94. Fix a Flat Tire

94. Fix a Flat Tire


Friday night, 11pm, and I'm already late for my friend's birthday party. I go out to my car and discover my rear passenger tire is flat. And not just low on air flat, but at 1 PSI, don't-you-dare-even-think-about-driving-on-flat. Great. What's a girl to do? My options were:

1) Have my friend who was staying with us fix it right there and then.

2) Call my roadside assistance.

3) Wallow in my bad luck and cancel my plans.

4) Forget about the flat tire until sunlight and find another way to my friend's birthday.

I, of course, opted for number 4. After all, it was late Friday night with no light (and thankfully no rain!) and while my friend's offer was kind, it wasn't necessary to change it right there and then. So off I went to the birthday party...

The next day, my problem remained--but it became an opportunity. This was my opportunity to cross an item off my list: 94. Fix a flat tire. My friend, Doug, was in town and an excellent handyman and teacher (he's been an accomplice/teacher/partner/coach for a few bucket list items now!), and off we went.

Note: this is written from memory so don't take it as instructions but rather as my recollection. As a friend noted (thanks Erich!), loosen the lug nuts before jacking the car up. I have it as a separate step but we did actually loosen them first. 

First, move your car to a flat area before you attempt to change out the tire. This is also a good time to try and take a look at what could be the problem. We noticed that there were 2 screws that had punctured the tire. (I know, how'd I manage to get TWO screws? What can I say--I'm talented.) Screws/nails are actually not a bad thing to find--punctures can be patched, slashed tires...not so much.

Second, take out your spare and all the tools. In my car, my spare is in my trunk so we moved everything from the trunk to the back seat and pulled out the spare and tools. The tools you'll need are a jack, lug wrench and some cars come with a metal extender/lever.

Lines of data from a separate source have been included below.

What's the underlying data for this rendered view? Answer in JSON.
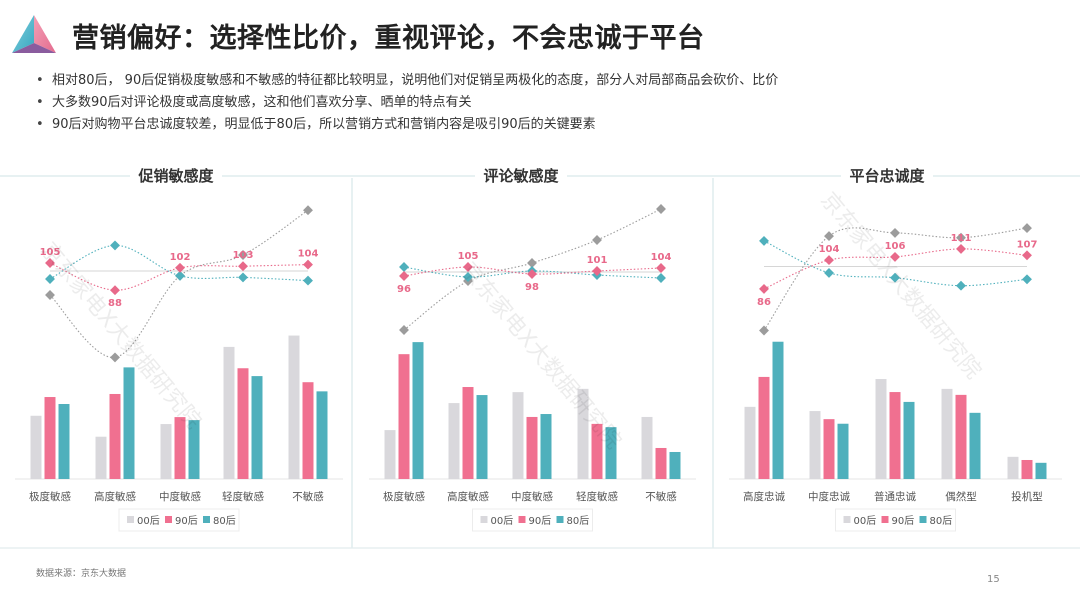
{
  "header": {
    "title": "营销偏好：选择性比价，重视评论，不会忠诚于平台",
    "bullets": [
      "相对80后， 90后促销极度敏感和不敏感的特征都比较明显，说明他们对促销呈两极化的态度，部分人对局部商品会砍价、比价",
      "大多数90后对评论极度或高度敏感，这和他们喜欢分享、晒单的特点有关",
      "90后对购物平台忠诚度较差，明显低于80后，所以营销方式和营销内容是吸引90后的关键要素"
    ]
  },
  "footer": {
    "source": "数据来源：京东大数据",
    "page": "15"
  },
  "watermark": "京东家电X大数据研究院",
  "colors": {
    "00后": "#d9d8dc",
    "90后": "#f07090",
    "80后": "#4fb0bc",
    "index_00后": "#9c9c9c",
    "index_90后": "#e8698a",
    "index_80后": "#4fb0bc",
    "reference": "#c8c8c8",
    "divider": "#cfe3e6"
  },
  "chart_data": [
    {
      "type": "bar+line",
      "title": "促销敏感度",
      "categories": [
        "极度敏感",
        "高度敏感",
        "中度敏感",
        "轻度敏感",
        "不敏感"
      ],
      "legend": [
        "00后",
        "90后",
        "80后"
      ],
      "legend_position": "bottom",
      "bar_unit": "%",
      "series": [
        {
          "name": "00后",
          "values": [
            14.5,
            9.7,
            12.6,
            30.3,
            32.9
          ]
        },
        {
          "name": "90后",
          "values": [
            18.8,
            19.5,
            14.2,
            25.4,
            22.2
          ]
        },
        {
          "name": "80后",
          "values": [
            17.2,
            25.6,
            13.5,
            23.6,
            20.1
          ]
        }
      ],
      "index_series": [
        {
          "name": "00后",
          "values": [
            85,
            46,
            97,
            110,
            138
          ]
        },
        {
          "name": "90后",
          "values": [
            105,
            88,
            102,
            103,
            104
          ],
          "labels": [
            "105",
            "88",
            "102",
            "103",
            "104"
          ]
        },
        {
          "name": "80后",
          "values": [
            95,
            116,
            97,
            96,
            94
          ]
        }
      ],
      "index_reference": 100,
      "grid": false
    },
    {
      "type": "bar+line",
      "title": "评论敏感度",
      "categories": [
        "极度敏感",
        "高度敏感",
        "中度敏感",
        "轻度敏感",
        "不敏感"
      ],
      "legend": [
        "00后",
        "90后",
        "80后"
      ],
      "legend_position": "bottom",
      "bar_unit": "%",
      "series": [
        {
          "name": "00后",
          "values": [
            13.4,
            20.8,
            23.8,
            24.7,
            17.0
          ]
        },
        {
          "name": "90后",
          "values": [
            34.2,
            25.2,
            17.0,
            15.1,
            8.5
          ]
        },
        {
          "name": "80后",
          "values": [
            37.5,
            23.0,
            17.8,
            14.2,
            7.4
          ]
        }
      ],
      "index_series": [
        {
          "name": "00后",
          "values": [
            42,
            91,
            109,
            132,
            163
          ]
        },
        {
          "name": "90后",
          "values": [
            96,
            105,
            98,
            101,
            104
          ],
          "labels": [
            "96",
            "105",
            "98",
            "101",
            "104"
          ]
        },
        {
          "name": "80后",
          "values": [
            105,
            95,
            101,
            97,
            94
          ]
        }
      ],
      "index_reference": 100,
      "grid": false
    },
    {
      "type": "bar+line",
      "title": "平台忠诚度",
      "categories": [
        "高度忠诚",
        "中度忠诚",
        "普通忠诚",
        "偶然型",
        "投机型"
      ],
      "legend": [
        "00后",
        "90后",
        "80后"
      ],
      "legend_position": "bottom",
      "bar_unit": "%",
      "series": [
        {
          "name": "00后",
          "values": [
            20.5,
            19.3,
            28.4,
            25.6,
            6.3
          ]
        },
        {
          "name": "90后",
          "values": [
            29.0,
            17.0,
            24.7,
            23.9,
            5.4
          ]
        },
        {
          "name": "80后",
          "values": [
            39.0,
            15.7,
            21.9,
            18.8,
            4.6
          ]
        }
      ],
      "index_series": [
        {
          "name": "00后",
          "values": [
            60,
            119,
            121,
            118,
            124
          ]
        },
        {
          "name": "90后",
          "values": [
            86,
            104,
            106,
            111,
            107
          ],
          "labels": [
            "86",
            "104",
            "106",
            "111",
            "107"
          ]
        },
        {
          "name": "80后",
          "values": [
            116,
            96,
            93,
            88,
            92
          ]
        }
      ],
      "index_reference": 100,
      "grid": false
    }
  ]
}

Third, you need to raise the car up so that you can safely remove the damaged tire. Before you do this, loosen the lugs with the lug wrench. Usually one good crank (with your body weight) will loosen it enough. Don't remove them yet though.  The jack will do this for you but you need to make sure you place it in the right spot. You want to place the jack under a part of the car that is reinforced (in front of the rear wheel or door), not a part that may move around. Usually the manual will tell you where to place the jack. Once you've found a place for the jack, hook in the extender and the lug wrench and twist away, raising the jack. (This was the part where Doug was instructing me on what to do and making sure I was doing it correctly--essentially supervising while I did the work. I'm sure he got more than a few, "What the hell?!" looks--letting a female do the work while he just watched.) You want to get the car high enough that the tire can easily be removed. Getting the tire a little off the ground is about right.

Fourth, Once the car is up high enough, loosen the lugs with the lug wrench. Usually one good crank (with your body weight) will loosen it enough for you to twist off the lug with your hands. Once the car is up, remove the lugs (already loosened before you jacked the car up), put them to the side and remove the tire. Take the spare and put it on, with the air valve side facing outward. Put the lugs back on (bottom ones on first so the tire doesn't fall off) and screw on with your hands. Then take the rod and tighten. When you do this, you want to go in a star formation. (Think about how you draw 5-point star and tighten in that order.) Go through this twice. For the second go-around, I was pretty much stepping on the wrench to get the lugs tighter. One quick bounce should be enough.

Fifth, Put the tire and tools back in the trunk and get yourself to a tire shop. I went to Les Schwab and got great service: fast, friendly and free! (I was confused by the last part--but they just said to come to them when it was time to replace my tires. I think I might just do that.)

And there you have it--number 94 on the bucket list has officially been ticked off.  What could have potentially been a really frustrating situation, turned out to be a great learning opportunity. I'm grateful to have friends who can teach me things (and be patient with me and my questions). Try looking at unexpected situations with a different perspective and who knows what you'll find!

Will I change it myself if it happens again? Depends on the situation--but at least now I know how to change it!